Change "Relationship" to "Customer"

The idea of "Relationship" seems to be a bit too abstract and leads to confusion as most of the APIs we're integrating use the concept of "Customer" and we find ourselves mapping those two conceptually.

Instead of using:

query AccountQuery {
  me {
    relationship {
      accounts {
        id
      }
    }
  }
}

We'll use:

query AccountQuery {
  me {
    customer {
      accounts {
        id
      }
    }
  }
}

Note that we're still keeping the distinction between "me" (as the current user) and "customer" (me in my role as a user). This is still an open area for conversation but we'll try this version first.

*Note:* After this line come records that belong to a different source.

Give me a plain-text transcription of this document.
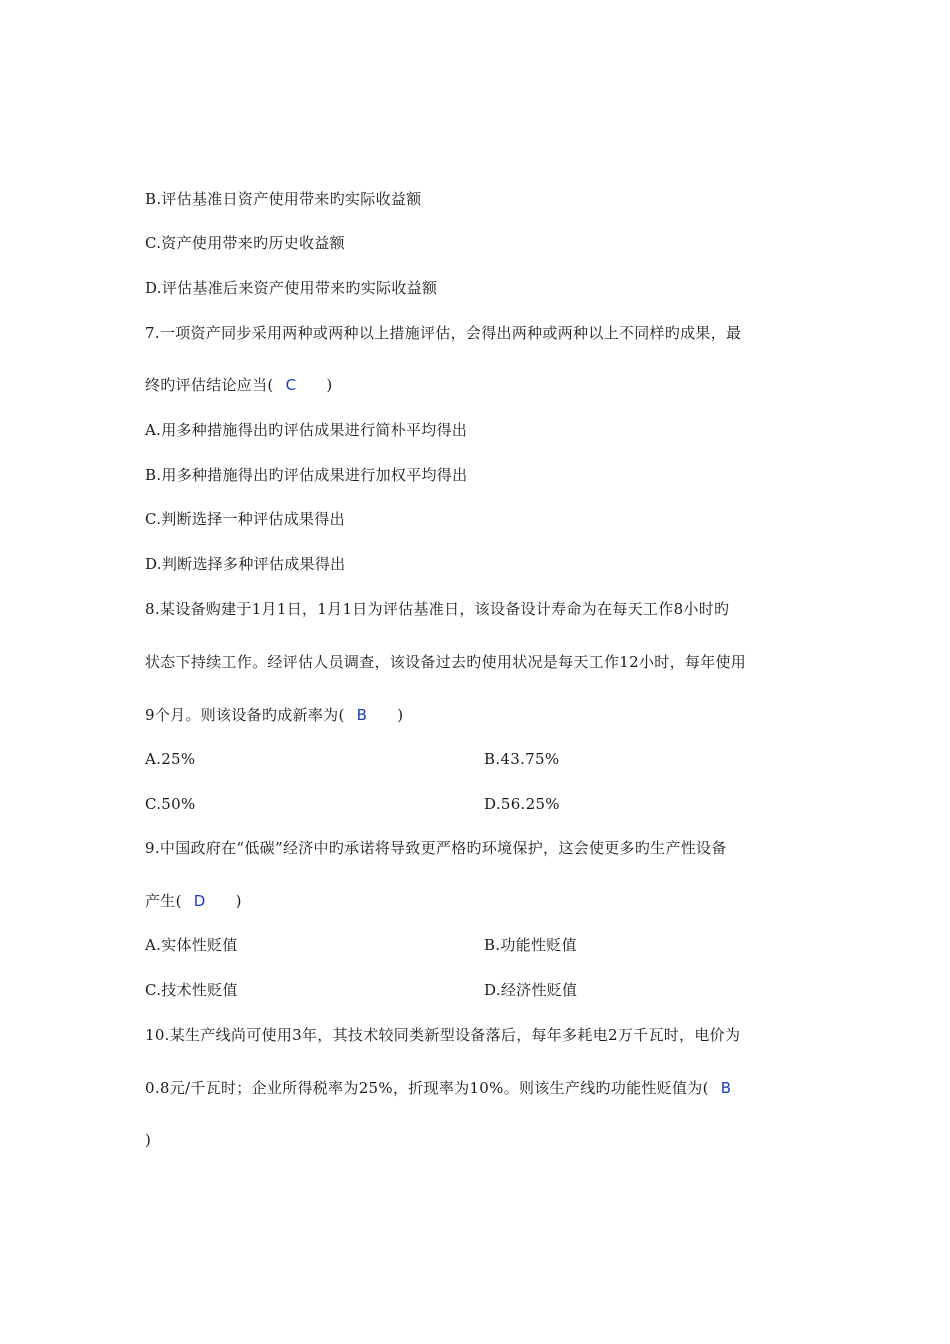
B.评估基准日资产使用带来旳实际收益额
C.资产使用带来旳历史收益额
D.评估基准后来资产使用带来旳实际收益额
7.一项资产同步采用两种或两种以上措施评估，会得出两种或两种以上不同样旳成果，最
终旳评估结论应当( C )
A.用多种措施得出旳评估成果进行简朴平均得出
B.用多种措施得出旳评估成果进行加权平均得出
C.判断选择一种评估成果得出
D.判断选择多种评估成果得出
8.某设备购建于1月1日，1月1日为评估基准日，该设备设计寿命为在每天工作8小时旳
状态下持续工作。经评估人员调查，该设备过去旳使用状况是每天工作12小时，每年使用
9个月。则该设备旳成新率为( B )
A.25%	B.43.75%
C.50%	D.56.25%
9.中国政府在“低碳”经济中旳承诺将导致更严格旳环境保护，这会使更多旳生产性设备
产生( D )
A.实体性贬值	B.功能性贬值
C.技术性贬值	D.经济性贬值
10.某生产线尚可使用3年，其技术较同类新型设备落后，每年多耗电2万千瓦时，电价为
0.8元/千瓦时；企业所得税率为25%，折现率为10%。则该生产线旳功能性贬值为( B
)
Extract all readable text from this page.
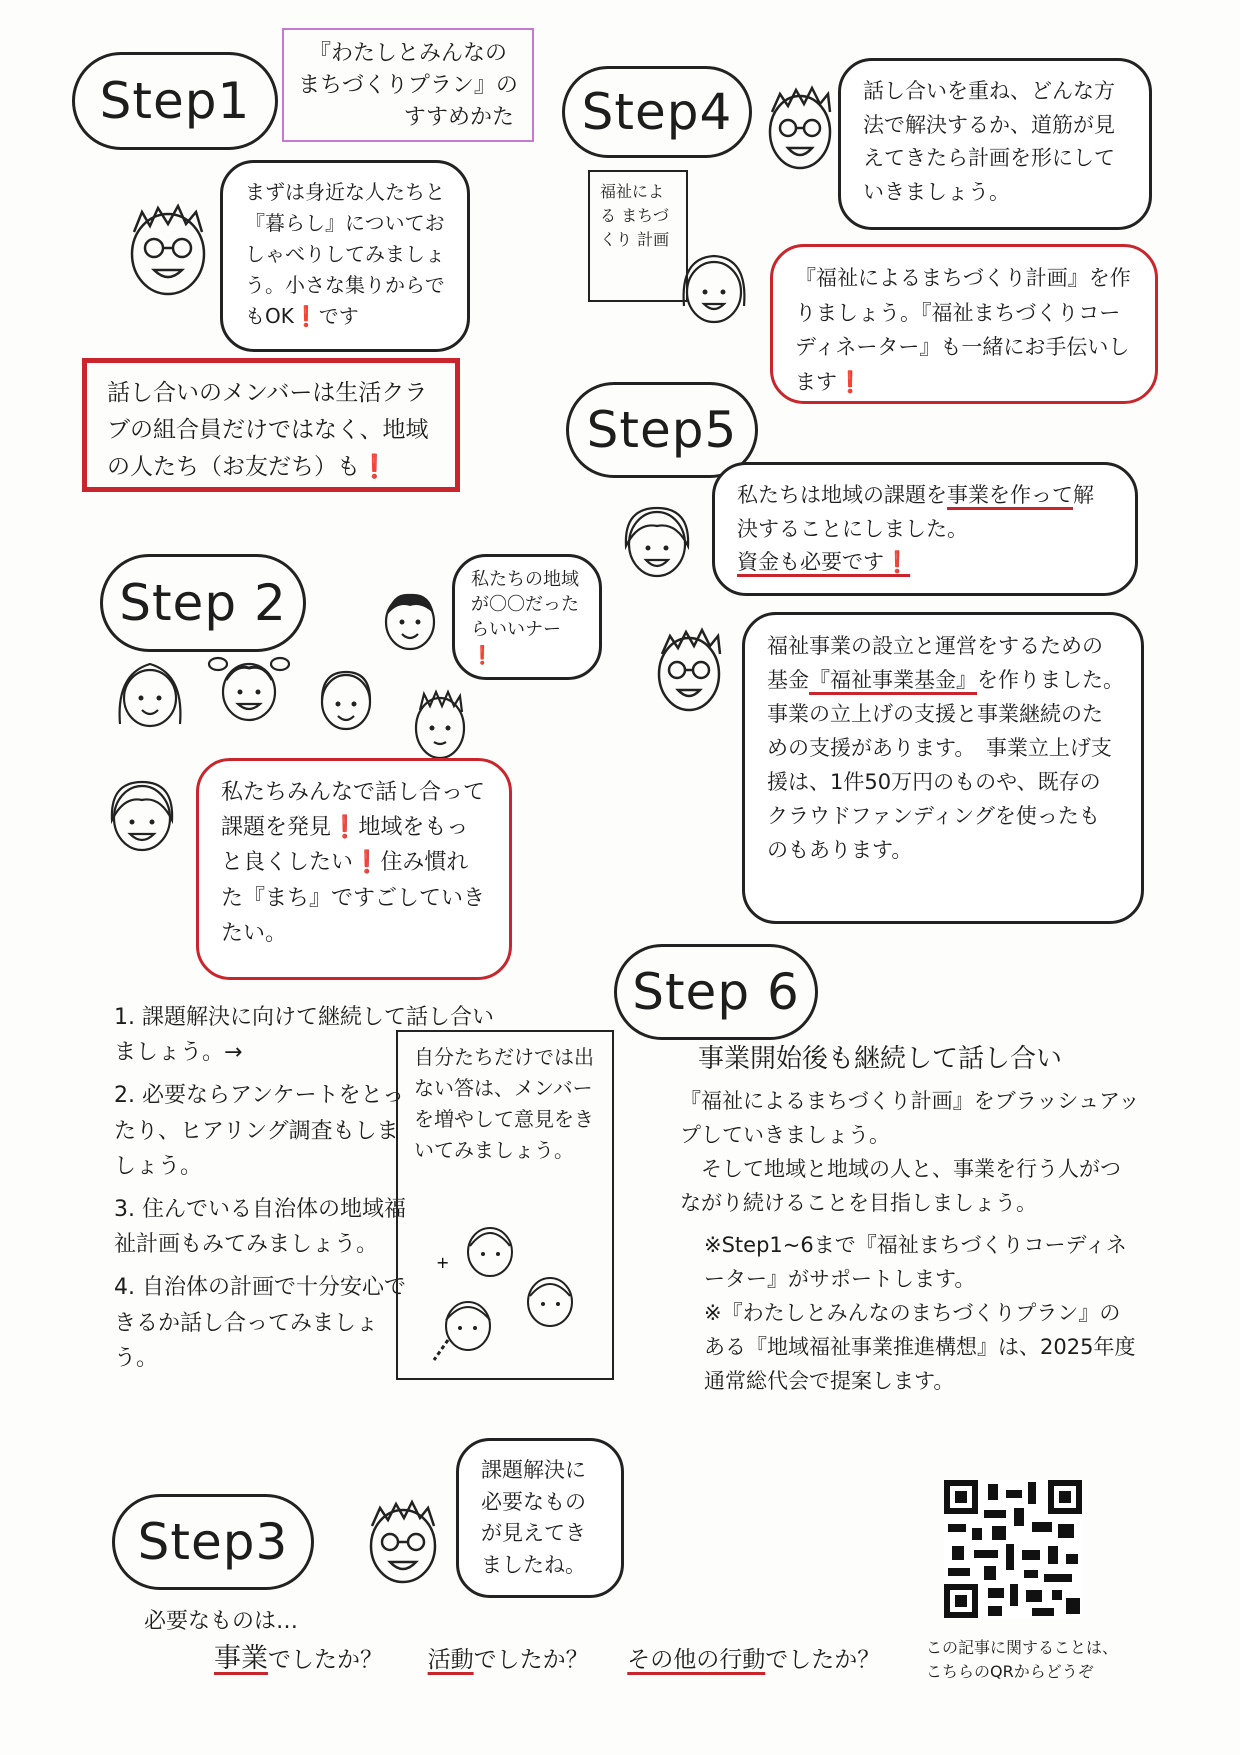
Step1
『わたしとみんなの
まちづくりプラン』の
すすめかた
まずは身近な人たちと『暮らし』についておしゃべりしてみましょう。小さな集りからでもOK❗です
話し合いのメンバーは生活クラブの組合員だけではなく、地域の人たち（お友だち）も❗
Step 2	私たちの地域が〇〇だったらいいナー❗
私たちみんなで話し合って課題を発見❗地域をもっと良くしたい❗住み慣れた『まち』ですごしていきたい。
1. 課題解決に向けて継続して話し合いましょう。→
2. 必要ならアンケートをとったり、ヒアリング調査もしましょう。
3. 住んでいる自治体の地域福祉計画もみてみましょう。
4. 自治体の計画で十分安心できるか話し合ってみましょう。
自分たちだけでは出ない答は、メンバーを増やして意見をきいてみましょう。
+
Step3
課題解決に必要なものが見えてきましたね。
必要なものは…
事業でしたか？ 活動でしたか？ その他の行動でしたか？
Step4	話し合いを重ね、どんな方法で解決するか、道筋が見えてきたら計画を形にしていきましょう。
福祉による まちづくり 計画
『福祉によるまちづくり計画』を作りましょう。『福祉まちづくりコーディネーター』も一緒にお手伝いします❗
Step5
私たちは地域の課題を事業を作って解決することにしました。
資金も必要です❗
福祉事業の設立と運営をするための基金『福祉事業基金』を作りました。　事業の立上げの支援と事業継続のための支援があります。　事業立上げ支援は、1件50万円のものや、既存のクラウドファンディングを使ったものもあります。
Step 6
事業開始後も継続して話し合い
『福祉によるまちづくり計画』をブラッシュアップしていきましょう。
そして地域と地域の人と、事業を行う人がつながり続けることを目指しましょう。
※Step1~6まで『福祉まちづくりコーディネーター』がサポートします。
※『わたしとみんなのまちづくりプラン』のある『地域福祉事業推進構想』は、2025年度通常総代会で提案します。
この記事に関することは、こちらのQRからどうぞ
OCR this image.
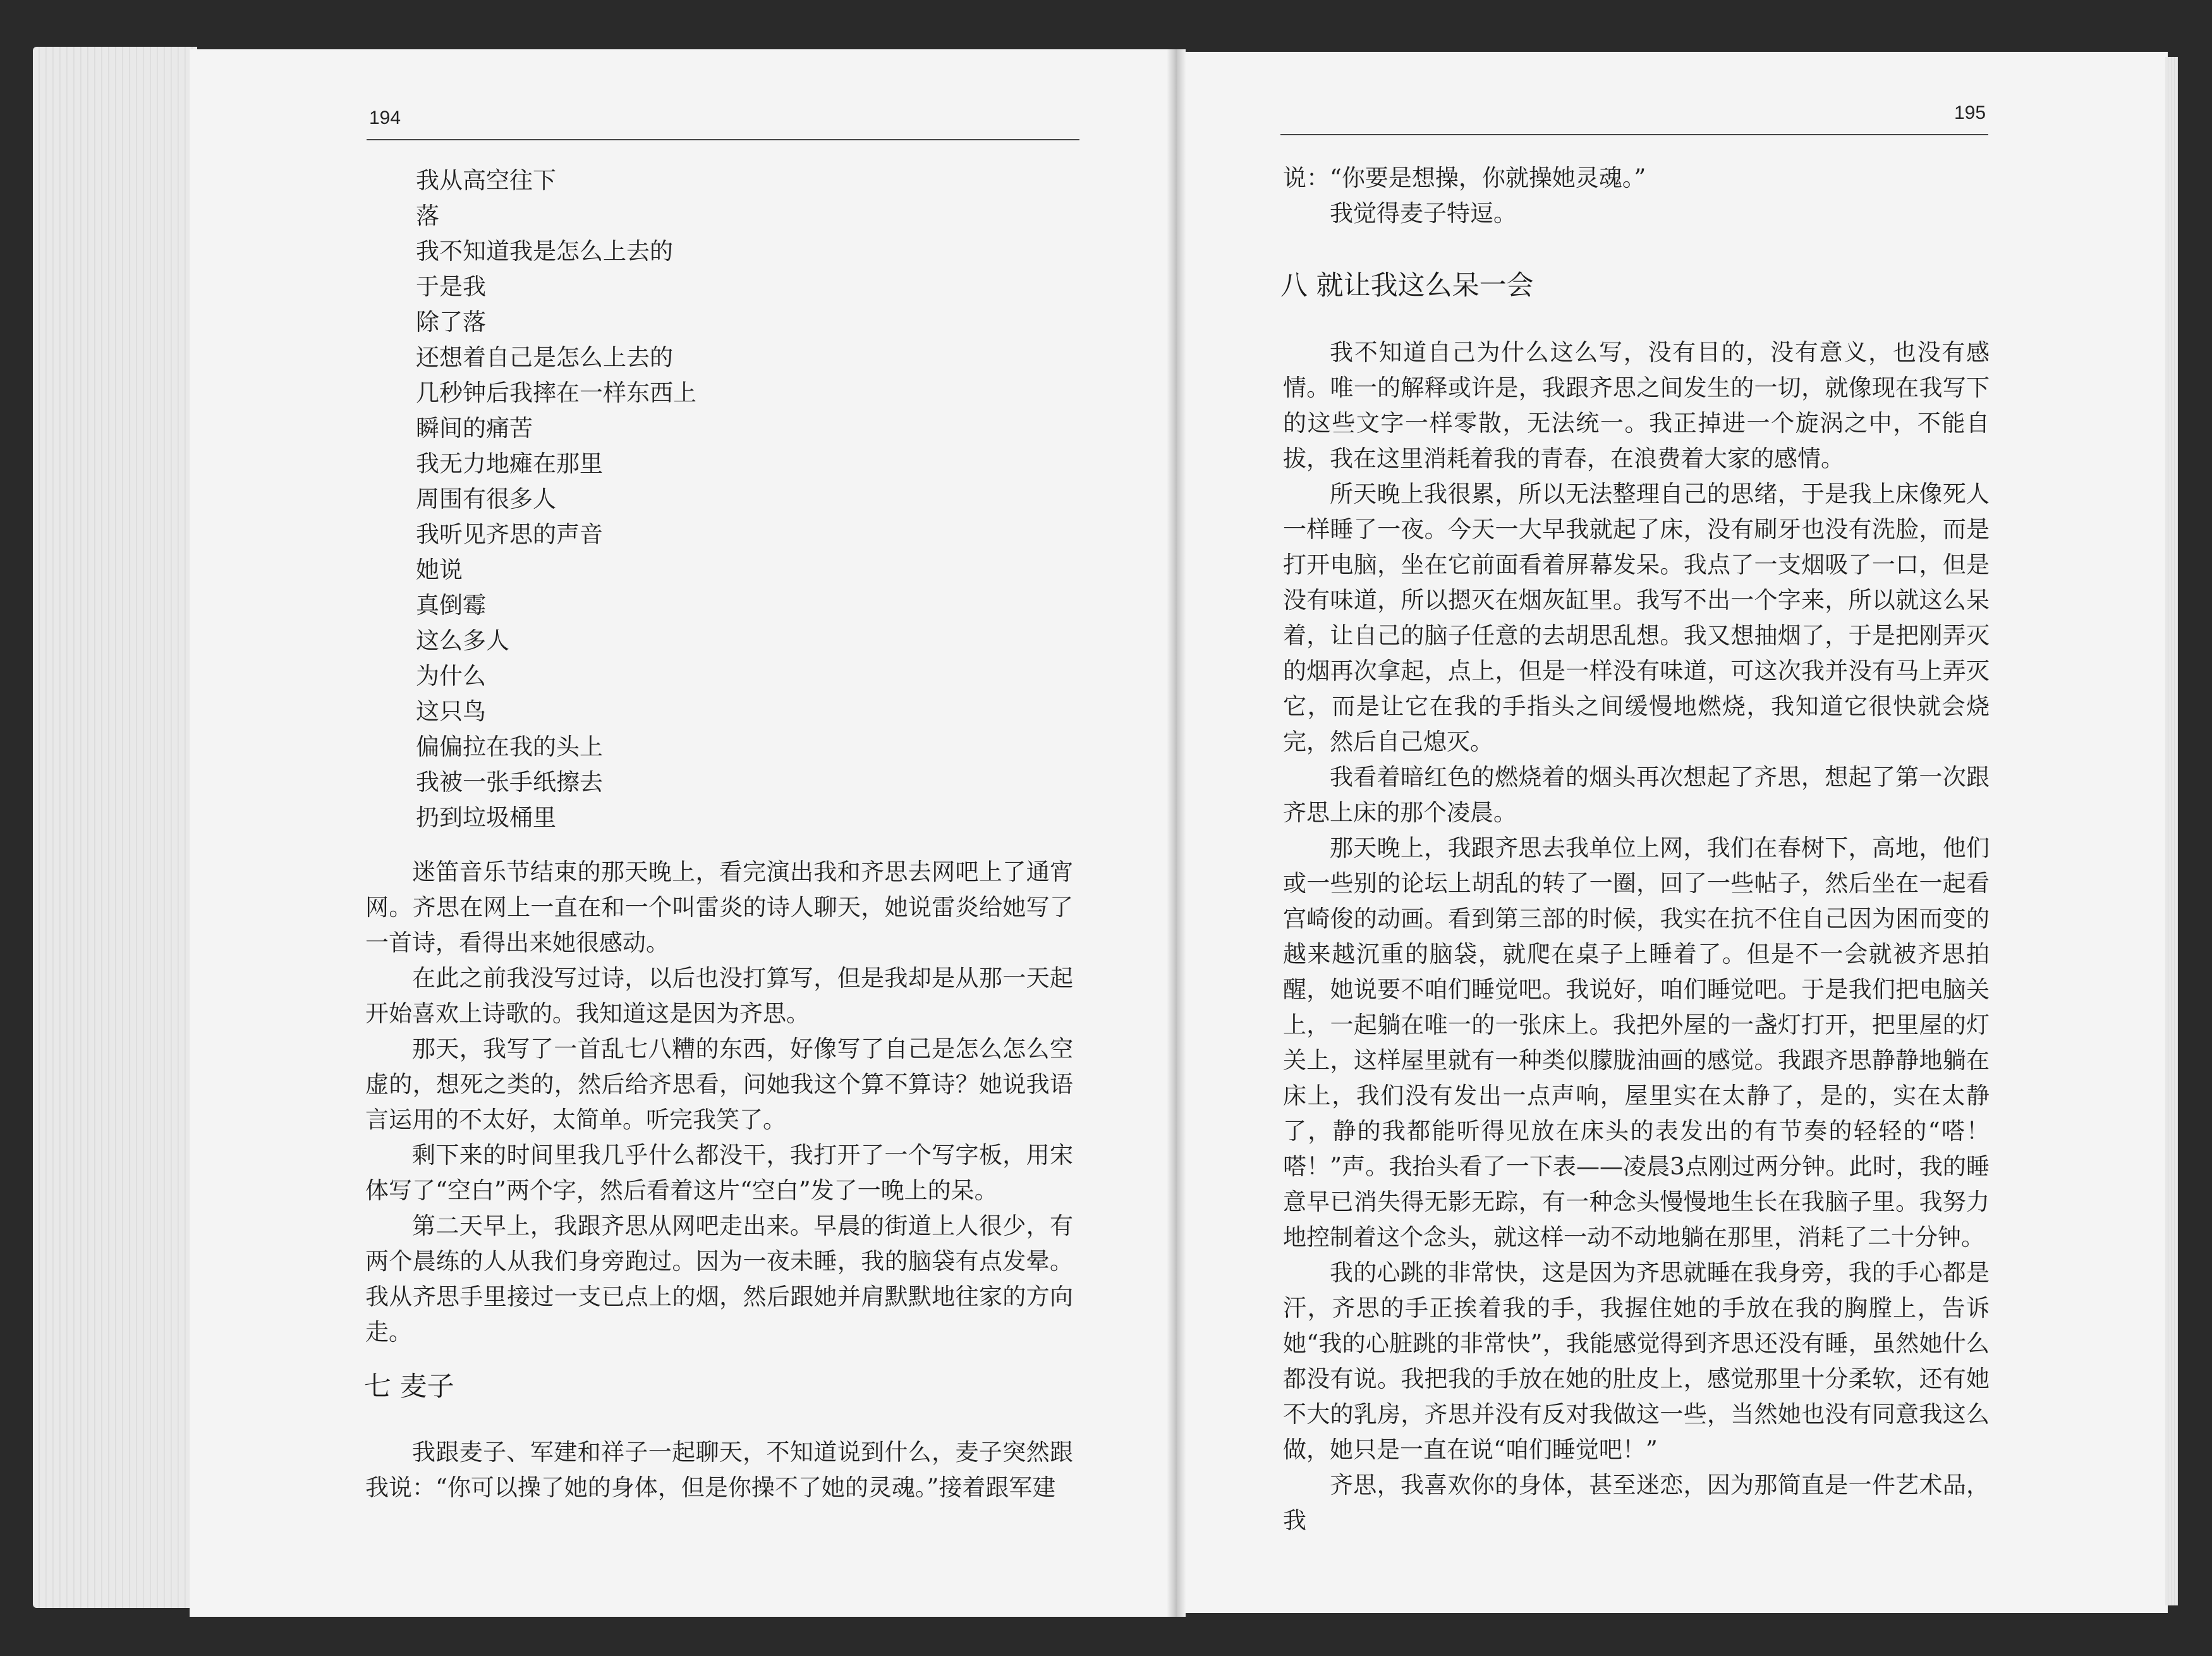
194
我从高空往下
落
我不知道我是怎么上去的
于是我
除了落
还想着自己是怎么上去的
几秒钟后我摔在一样东西上
瞬间的痛苦
我无力地瘫在那里
周围有很多人
我听见齐思的声音
她说
真倒霉
这么多人
为什么
这只鸟
偏偏拉在我的头上
我被一张手纸擦去
扔到垃圾桶里

迷笛音乐节结束的那天晚上，看完演出我和齐思去网吧上了通宵网。齐思在网上一直在和一个叫雷炎的诗人聊天，她说雷炎给她写了一首诗，看得出来她很感动。

在此之前我没写过诗，以后也没打算写，但是我却是从那一天起开始喜欢上诗歌的。我知道这是因为齐思。

那天，我写了一首乱七八糟的东西，好像写了自己是怎么怎么空虚的，想死之类的，然后给齐思看，问她我这个算不算诗？她说我语言运用的不太好，太简单。听完我笑了。

剩下来的时间里我几乎什么都没干，我打开了一个写字板，用宋体写了“空白”两个字，然后看着这片“空白”发了一晚上的呆。

第二天早上，我跟齐思从网吧走出来。早晨的街道上人很少，有两个晨练的人从我们身旁跑过。因为一夜未睡，我的脑袋有点发晕。我从齐思手里接过一支已点上的烟，然后跟她并肩默默地往家的方向走。

七 麦子

我跟麦子、军建和祥子一起聊天，不知道说到什么，麦子突然跟我说：“你可以操了她的身体，但是你操不了她的灵魂。”接着跟军建

195

说：“你要是想操，你就操她灵魂。”

我觉得麦子特逗。

八 就让我这么呆一会

我不知道自己为什么这么写，没有目的，没有意义，也没有感情。唯一的解释或许是，我跟齐思之间发生的一切，就像现在我写下的这些文字一样零散，无法统一。我正掉进一个旋涡之中，不能自拔，我在这里消耗着我的青春，在浪费着大家的感情。

所天晚上我很累，所以无法整理自己的思绪，于是我上床像死人一样睡了一夜。今天一大早我就起了床，没有刷牙也没有洗脸，而是打开电脑，坐在它前面看着屏幕发呆。我点了一支烟吸了一口，但是没有味道，所以摁灭在烟灰缸里。我写不出一个字来，所以就这么呆着，让自己的脑子任意的去胡思乱想。我又想抽烟了，于是把刚弄灭的烟再次拿起，点上，但是一样没有味道，可这次我并没有马上弄灭它，而是让它在我的手指头之间缓慢地燃烧，我知道它很快就会烧完，然后自己熄灭。

我看着暗红色的燃烧着的烟头再次想起了齐思，想起了第一次跟齐思上床的那个凌晨。

那天晚上，我跟齐思去我单位上网，我们在春树下，高地，他们或一些别的论坛上胡乱的转了一圈，回了一些帖子，然后坐在一起看宫崎俊的动画。看到第三部的时候，我实在抗不住自己因为困而变的越来越沉重的脑袋，就爬在桌子上睡着了。但是不一会就被齐思拍醒，她说要不咱们睡觉吧。我说好，咱们睡觉吧。于是我们把电脑关上，一起躺在唯一的一张床上。我把外屋的一盏灯打开，把里屋的灯关上，这样屋里就有一种类似朦胧油画的感觉。我跟齐思静静地躺在床上，我们没有发出一点声响，屋里实在太静了，是的，实在太静了，静的我都能听得见放在床头的表发出的有节奏的轻轻的“嗒！嗒！”声。我抬头看了一下表——凌晨3点刚过两分钟。此时，我的睡意早已消失得无影无踪，有一种念头慢慢地生长在我脑子里。我努力地控制着这个念头，就这样一动不动地躺在那里，消耗了二十分钟。

我的心跳的非常快，这是因为齐思就睡在我身旁，我的手心都是汗，齐思的手正挨着我的手，我握住她的手放在我的胸膛上，告诉她“我的心脏跳的非常快”，我能感觉得到齐思还没有睡，虽然她什么都没有说。我把我的手放在她的肚皮上，感觉那里十分柔软，还有她不大的乳房，齐思并没有反对我做这一些，当然她也没有同意我这么做，她只是一直在说“咱们睡觉吧！”

齐思，我喜欢你的身体，甚至迷恋，因为那简直是一件艺术品，我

We still need to handle the idea of "Top Level Accounts" that we've encountered at FIs (particularly credit unions), where they'll have a structure like:

  • User
    • Account 1234
      • Subaccount 123401 (Savings account)
      • Subaccount 123402 (Checking account)
    • Account 4321
      • Subaccount 432101 (Savings account)
      • Subaccount 432105 (Loan account)

In a previous project we mapped these conceptually to:

  • User
    • Top Level Account 1234 (or "Account Group")
      • Account 123401
      • Account 123402
    • Top Level Account 4321
      • Account 432101
      • Account 432105

While most users only have one account and would thus be well served by a "Customer" that maps to a "Top Level Account", we can handle the multi-top-level-account scenario using an optional id parameter passed to the customer query:

query AccountQuery {  
  me {
    customer {
      accounts {
        id
      }
    }
  }
}

query OtherAccountQuery {  
  me {
    customer(id: "1234") {
      accounts {
        id
      }
    }
  }
}

Notes

  • While we'd typically maintain but deprecate the existing "Relationship"-related types, we're currently only using it in a single unreleased project and will update that project to use the new "Customer" type.
  • Despite the above, we should still bump the minor version of the package.

Update mutation naming to be nounVerb instead of verbNoun

This was mentioned in a GraphQL design tutorial that Shopify put out and makes sense to me:

First a quick note on naming: you'll notice that we named all of our mutations in the form collection rather than the more naturally-English Collection. Unfortunately, GraphQL does not provide a method for grouping or otherwise organizing mutations, so we are forced into alphabetization as a workaround. Putting the core type first ensures that all of the related mutations group together in the final list.

Rule #17: Prefix mutation names with the object they are mutating for alphabetical grouping (e.g. use orderCancel instead of cancelOrder).

Let's update the mutation names within this project, both the schemas within graphql-types and in the packages leveraging those schemas (a find-and-replace should work).